The problem aren't that much the controls but the way you interact with the world in Beyond, in HR you at least felt you could do different things and interact with the world in a believable way, Beyond is basically follow that white marker, I didn't even bother to finish Beyond but played HR more then once. The controls themselves in HR where pretty bad though, Tank controls are just stupid.
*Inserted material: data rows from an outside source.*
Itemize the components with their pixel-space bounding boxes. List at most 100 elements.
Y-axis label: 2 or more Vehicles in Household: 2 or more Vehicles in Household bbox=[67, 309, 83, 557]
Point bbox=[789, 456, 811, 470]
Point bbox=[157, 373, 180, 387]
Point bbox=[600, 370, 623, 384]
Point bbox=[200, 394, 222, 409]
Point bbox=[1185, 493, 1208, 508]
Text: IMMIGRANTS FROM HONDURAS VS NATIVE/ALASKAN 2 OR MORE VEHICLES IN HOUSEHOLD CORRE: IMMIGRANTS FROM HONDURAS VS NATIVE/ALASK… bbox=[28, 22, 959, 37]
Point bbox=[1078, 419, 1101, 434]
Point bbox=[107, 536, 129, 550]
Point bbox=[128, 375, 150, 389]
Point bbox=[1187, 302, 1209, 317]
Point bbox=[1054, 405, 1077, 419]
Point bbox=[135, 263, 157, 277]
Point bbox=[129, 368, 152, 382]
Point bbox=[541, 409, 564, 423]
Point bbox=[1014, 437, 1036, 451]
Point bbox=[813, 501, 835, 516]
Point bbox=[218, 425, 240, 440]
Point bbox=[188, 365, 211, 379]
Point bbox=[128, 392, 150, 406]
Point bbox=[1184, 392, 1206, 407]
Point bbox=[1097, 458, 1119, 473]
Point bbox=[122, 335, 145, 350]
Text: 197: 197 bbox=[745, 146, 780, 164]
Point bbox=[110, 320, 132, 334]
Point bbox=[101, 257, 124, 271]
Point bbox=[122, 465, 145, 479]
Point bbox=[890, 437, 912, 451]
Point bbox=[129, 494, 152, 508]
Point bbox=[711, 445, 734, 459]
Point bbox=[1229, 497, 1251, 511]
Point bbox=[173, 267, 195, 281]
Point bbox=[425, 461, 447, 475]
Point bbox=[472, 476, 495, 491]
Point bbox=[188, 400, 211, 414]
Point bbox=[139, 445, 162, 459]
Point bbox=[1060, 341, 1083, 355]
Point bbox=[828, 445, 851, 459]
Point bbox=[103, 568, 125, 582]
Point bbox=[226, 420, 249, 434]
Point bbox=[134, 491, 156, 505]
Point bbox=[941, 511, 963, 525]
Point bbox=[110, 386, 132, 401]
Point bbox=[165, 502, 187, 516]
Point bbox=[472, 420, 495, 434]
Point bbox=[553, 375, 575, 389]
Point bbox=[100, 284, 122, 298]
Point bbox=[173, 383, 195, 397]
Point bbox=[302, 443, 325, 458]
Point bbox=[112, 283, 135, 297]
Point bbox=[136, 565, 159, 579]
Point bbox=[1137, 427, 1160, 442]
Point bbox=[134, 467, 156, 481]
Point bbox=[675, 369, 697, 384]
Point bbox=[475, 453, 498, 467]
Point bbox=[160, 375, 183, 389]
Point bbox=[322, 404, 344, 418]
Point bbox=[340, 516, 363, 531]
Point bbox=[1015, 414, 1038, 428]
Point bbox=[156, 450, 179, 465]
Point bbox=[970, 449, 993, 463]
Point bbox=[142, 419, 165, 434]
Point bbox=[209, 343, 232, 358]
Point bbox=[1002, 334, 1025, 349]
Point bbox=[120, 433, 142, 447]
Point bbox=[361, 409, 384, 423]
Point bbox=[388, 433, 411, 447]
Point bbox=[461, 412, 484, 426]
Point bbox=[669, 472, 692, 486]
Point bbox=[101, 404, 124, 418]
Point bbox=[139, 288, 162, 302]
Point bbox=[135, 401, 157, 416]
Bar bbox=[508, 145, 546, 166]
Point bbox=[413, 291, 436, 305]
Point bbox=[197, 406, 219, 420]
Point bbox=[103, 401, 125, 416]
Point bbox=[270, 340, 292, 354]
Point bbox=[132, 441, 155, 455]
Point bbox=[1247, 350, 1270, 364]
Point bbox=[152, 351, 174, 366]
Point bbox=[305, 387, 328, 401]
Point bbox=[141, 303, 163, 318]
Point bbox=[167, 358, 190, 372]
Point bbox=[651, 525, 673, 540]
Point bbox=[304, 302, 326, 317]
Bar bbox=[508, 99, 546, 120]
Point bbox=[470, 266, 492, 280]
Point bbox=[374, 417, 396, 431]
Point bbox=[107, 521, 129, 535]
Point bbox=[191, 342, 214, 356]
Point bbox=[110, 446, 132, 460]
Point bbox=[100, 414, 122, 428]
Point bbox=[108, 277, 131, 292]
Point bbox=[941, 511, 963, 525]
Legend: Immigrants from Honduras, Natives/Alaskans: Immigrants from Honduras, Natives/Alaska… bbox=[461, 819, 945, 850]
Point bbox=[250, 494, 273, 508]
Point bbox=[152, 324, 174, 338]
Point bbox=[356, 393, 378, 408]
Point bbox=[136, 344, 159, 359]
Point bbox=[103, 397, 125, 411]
Too bad, the ending is awesome. Don't really know what you mean with "follow the white marker" though. You can interact with the world in Beyond in a lot of ways too, although these sections are more limited compared to HR I agree. Probably because there are more wider sections in Beyond, while HR mostly takes place inside a house or small apartment with a lot of interactive elements. In an open desert like in Beyond you are obviously more limited by design xD


It's a shame, because now it means I'm not excited for QD have to offer on the PS4 now, but merely sceptical. Cage seems to have a flair for comedy going by that Dark Sorcerer tech demo, so I think he should take some major influence from old-school LucasArts and make a game set in that DS world
I feel sorry for you. That's a real shame. Wish I could share my love for Beyond with you. Going by an insider who heavily teased Beyond before it was unveiled, his next game is going to be sci-fi and loosely based on the Kara tech demo. Job postings on their website seem to confirm that. It might incorporate humorous elements as well, but I mostly expect something influenced by open world design or Blade Runner.

but with gameplay in the vein of those point & click adventure games. Take a break from pushing the interactive movie agenda and make something a bit more traditional. Something with PUZZLES! And an INVENTORY! And ITEMS THAT YOU CAN COMBINE!